You may think from the album’s title and a couple of tracks such as “Miracles,” “Blessing” and “Cross the Sea” that Alex is alluding to the Bible and its stories. However, the album goes above and beyond to bring religion from start to finish.
The first track, “After All,” is filled with words of affirmation: “People come and people go away / Yeah but God with me he stayed.” This mantra continues with his recognizable, high-pitched voice heard in older songs such as “Brite Boy” and “Taking.”
In “S.D.O.S,” the lyrics speak for themselves under a blanket of autotune: “God is my designer / Jesus is my lawyer / Curled up in the shower / High above the tower.”
Hyperpop and God are a combination to say the least. Alex keeps the two separate in the track “Immunity,” which plays around with autotune and keys just like “No Bitterness,” kicking into chaotic hyperpop-drive. No holiness in sight — perfect for the atheist girlies.

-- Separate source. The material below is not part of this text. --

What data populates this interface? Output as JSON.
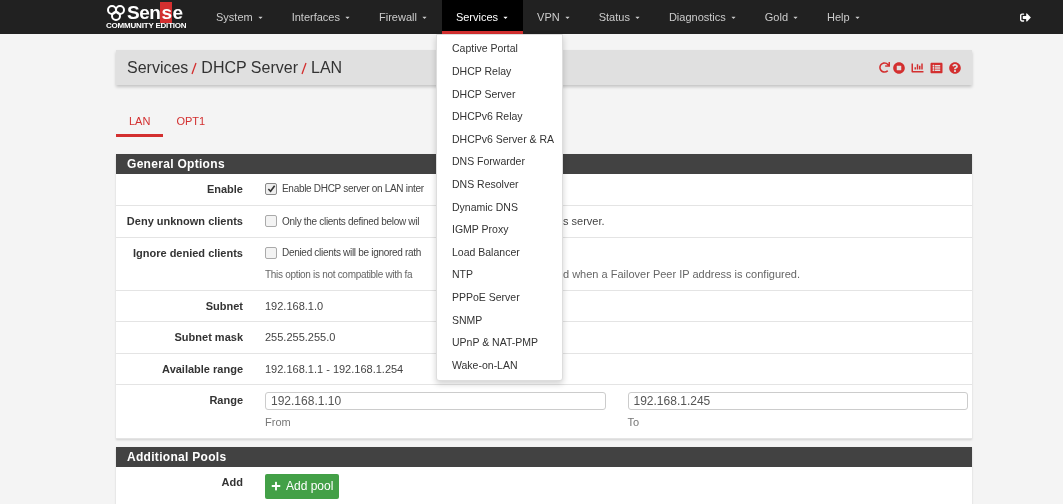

Between his 2019 album House of Sugar and the Sept. 23 release of God Save The Animals, Alex metamorphosed and manufactured. Quietly.

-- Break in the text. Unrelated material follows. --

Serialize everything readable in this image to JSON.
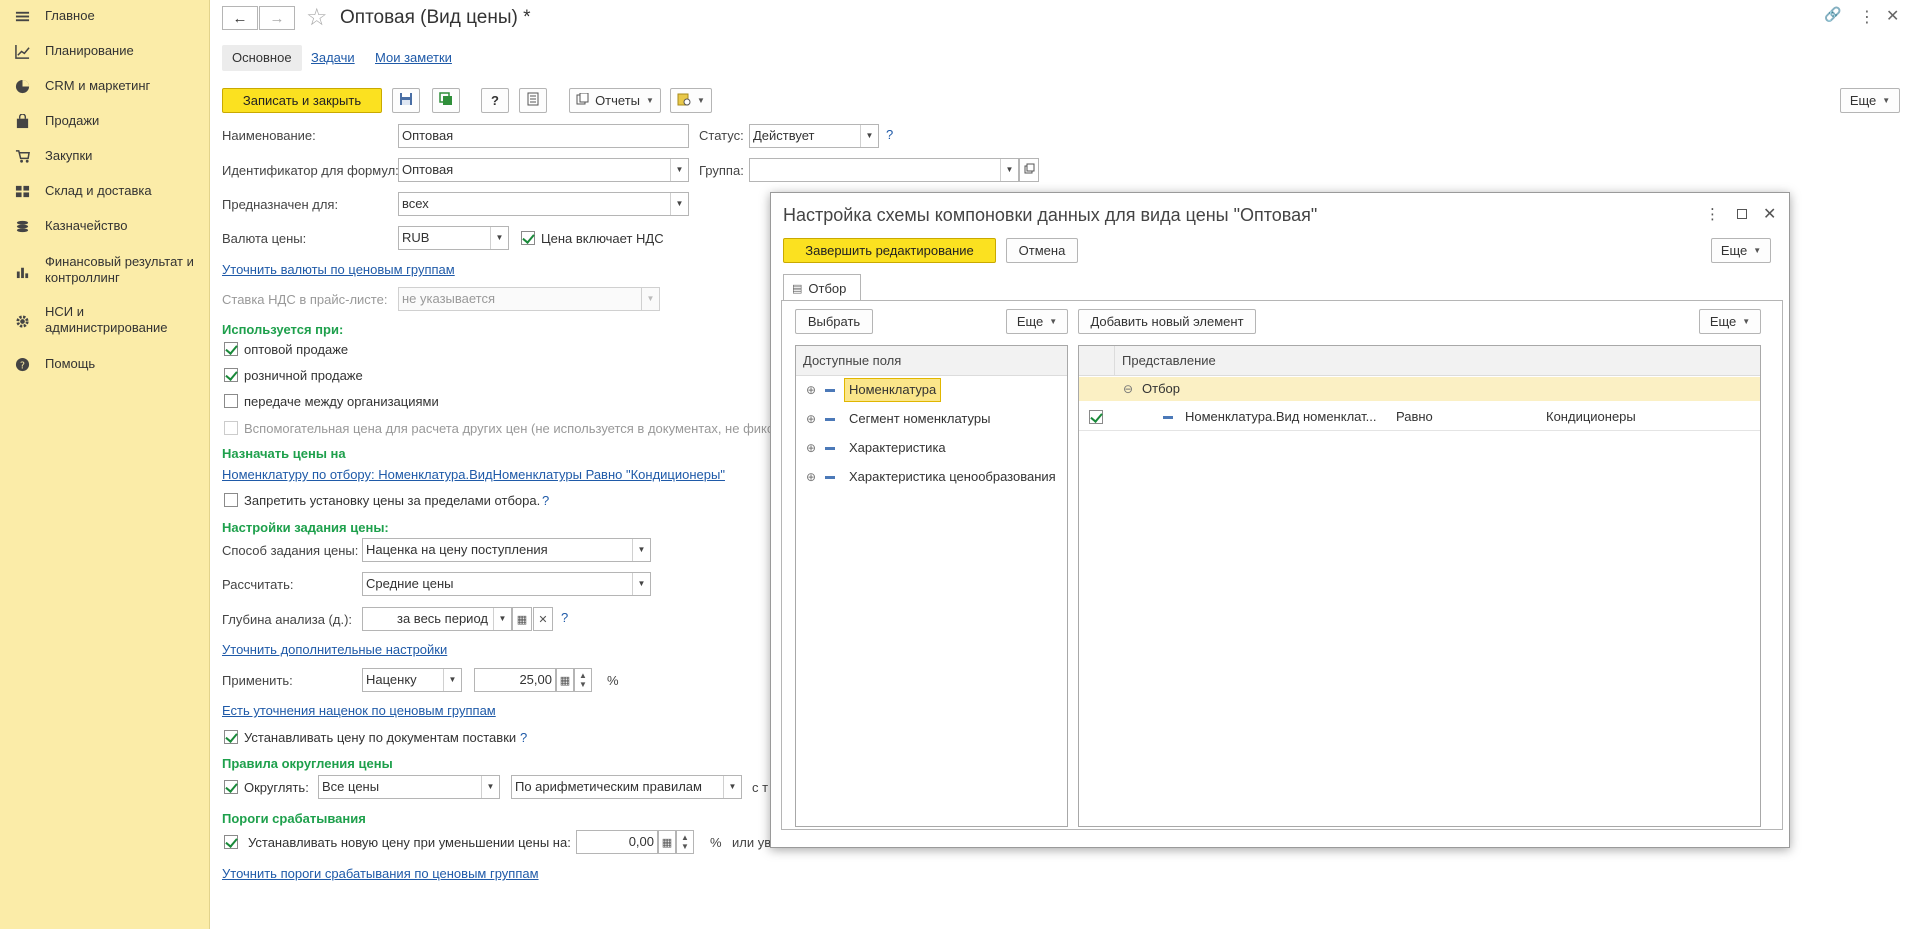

His 2011 single “Treehouse” with Emily Yacina blew up on TikTok, leading to Alex being the main artist on the soundtrack for the movie We’re All Going to the World’s Fair in April. Alex’s stage name, Alex G, switched to (Sandy) Alex G in 2017. In 2020, he abandoned the (Sandy) and returned back to Alex G.
Aside from Yacina, Alex has collaborated with other artists such as Frank Ocean in Endless and Blonde, and Oneohtrix Point Never in Love In The Time Of Lexapro.
Alex went from DIY bandcamper to co-producer and broadened his style as a result. His voice molded into an unheard variety of pitches and tambor — even whispers. He took a dive into hyperpop — only one genre in a much larger alternative experiment. Scripture became a poetic inspiration, transforming his lyrics.
It took a village for God Save The Animals to come together, requiring seven engineers, four assistant engineers and five musicians, which showed in its turbulent sound.
Jacob “Jake” Portrait, co-producer and an engineer for God Save The Animals, has been a frequent collaborator with Alex. Portrait not only teamed up on three of Alex’s albums but is also a bassist for the band Unknown Mortal Orchestra.
Molly Germer, the violinist and additional vocalist on the album, plays in the string quartet, Quartet121. Germer has worked with other notable artists such as Japanese Breakfast, Jazmine Sullivan and The Who.
So, did Alex G find God? Well, he appears to have an affinity for one — but you certainly won’t find traditional gospel or guitar-playing-youth-pastor sound in God Save The Animals.